Reações de medo e necessidade, que em mim caminham unidas, não são as únicas. E embora eu acredite que esta última seja um tanto egoísta, ou até mesmo deslocada, não vale muito? Fico muito em dúvida, e esta é a terceira reação, a dúvida. Se muito do medo tem-se a dúvida, e da necessidade idem, a minha dúvida muito mais vai ao ponto de saber exatamente as etapas de tudo o que eu contarei: o que é obsoleto, o que é imprescindível. E se fazendo uma, outra se liga a ela e assim sucessivamente ad eternum. Cavoucando rudemente os fundos da minha consciência, se realmente restabelecida, lampejos de lucidez naquela época obscura, quem dera eu ter a resposta às dúvidas, e mesmo que as tivesse, não creria.
A memória se torna uma figura bestial em contato com o medo, com a necessidade e com a dúvida, cabendo ao proprietário da recordação torná-la útil e prática, contornando o medo, observando a necessidade e duvidando da própria dúvida; assim, pelo menos, numa última quimera. Sabendo como no mundo vigoram os Versos Íntimos. A última quimera, pelo menos à última quimera que eu consiga a razão, que eu restabeleça minha lucidez, e que a grande onda que simboliza meus anseios e temores do passado, não venha em enxurrada e leve-me novamente aos porões da insânia total, e nebuloso meu futuro se torne.

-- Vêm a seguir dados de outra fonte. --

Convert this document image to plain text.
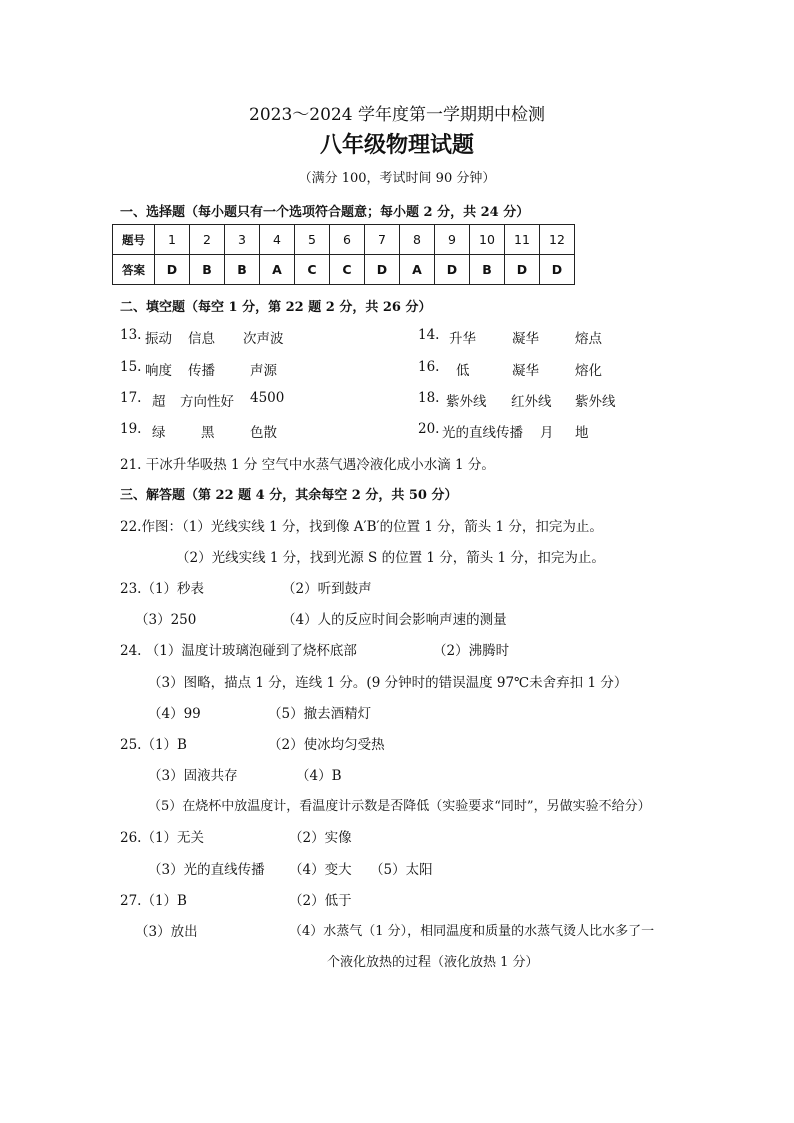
2023～2024 学年度第一学期期中检测
八年级物理试题
（满分 100，考试时间 90 分钟）
一、选择题（每小题只有一个选项符合题意；每小题 2 分，共 24 分）
题号	1	2	3	4	5	6	7	8	9	10	11	12
答案	D	B	B	A	C	C	D	A	D	B	D	D
二、填空题（每空 1 分，第 22 题 2 分，共 26 分）
13. 振动 信息 次声波	14. 升华	凝华	熔点
15. 响度 传播	声源	16. 低	凝华	熔化
17. 超 方向性好 4500	18. 紫外线 红外线 紫外线
19. 绿	黑	色散	20. 光的直线传播 月 地
21. 干冰升华吸热 1 分 空气中水蒸气遇冷液化成小水滴 1 分。
三、解答题（第 22 题 4 分，其余每空 2 分，共 50 分）
22.作图：（1）光线实线 1 分，找到像 A′B′的位置 1 分，箭头 1 分，扣完为止。
（2）光线实线 1 分，找到光源 S 的位置 1 分，箭头 1 分，扣完为止。
23.（1）秒表	（2）听到鼓声
（3）250	（4）人的反应时间会影响声速的测量
24. （1）温度计玻璃泡碰到了烧杯底部	（2）沸腾时
（3）图略，描点 1 分，连线 1 分。(9 分钟时的错误温度 97℃未舍弃扣 1 分）
（4）99	（5）撤去酒精灯
25.（1）B	（2）使冰均匀受热
（3）固液共存	（4）B
（5）在烧杯中放温度计，看温度计示数是否降低（实验要求“同时”，另做实验不给分）
26.（1）无关	（2）实像
（3）光的直线传播 （4）变大 （5）太阳
27.（1）B	（2）低于
（3）放出	（4）水蒸气（1 分），相同温度和质量的水蒸气烫人比水多了一
个液化放热的过程（液化放热 1 分）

Loucamente deposito meu crânio no travesseiro, porém o horário já avançado, tendo pela manhã de levar as crianças à escola. Guilherme estava deitado na cama, e sem acordar o miúdo, deito Elisa em sua cama.
A rotina mantinha-me apreensiva. Acordar, preparar o café, arrumar e levar os pequenos à escola. Acredito que, pela minha rotina, a parte mais prazerosa era passar o café. Sem medos de dizer, a rotina é massacrante. A rotina pode matar uma pessoa de loucura.
Já estava desacostumada dormir tão tarde, sendo que deveria acordar cedo e preparar tudo. Minha vida se mantinha nesses limites de horários e o relógio não perdoa. Muito embora eu ame meus filhos, eu necessitava nesse período de, por alguns meses, dedicar tempo ao meu trabalho. Mas toda a carga de responsabilidade de gerir o lar era minha.
Meus filhos agora estão em adaptação na escola. São reflexo da luta da mãe pela sobrevivência neste mundo hostil. São carinhosos e nutrem uma amizade gratificante para com quem os gerou. Guilherme tem um relacionamento muito mais ligado a mim, já Elisa é arredia, seria a garota do papai. Não é hora de pensar em favoritismo. Eles são pequenos e aos poucos estão criando suas identidades, a personalidade já se apresenta crescente em ambos. Mas ainda o que me prevalece nas horas que me vêm à mente é a doçura e pureza em seus olhares.
Falar do presente, em terra estrangeira, mas a honra de poder beijar o chão de Portugal é tamanha, e a sensação de singularidade em se estar vivendo em um sonho, como assim, de anos, e já se tem tempo que cá estamos, os gêmeos nasceram em Lisboa, agora vivemos neste sítio amplo e aconchegante, que é o Alentejo. Sinto-me dentro de um romance português, a ler Saramago e Eça, motivadores de meu ato presente, escrever.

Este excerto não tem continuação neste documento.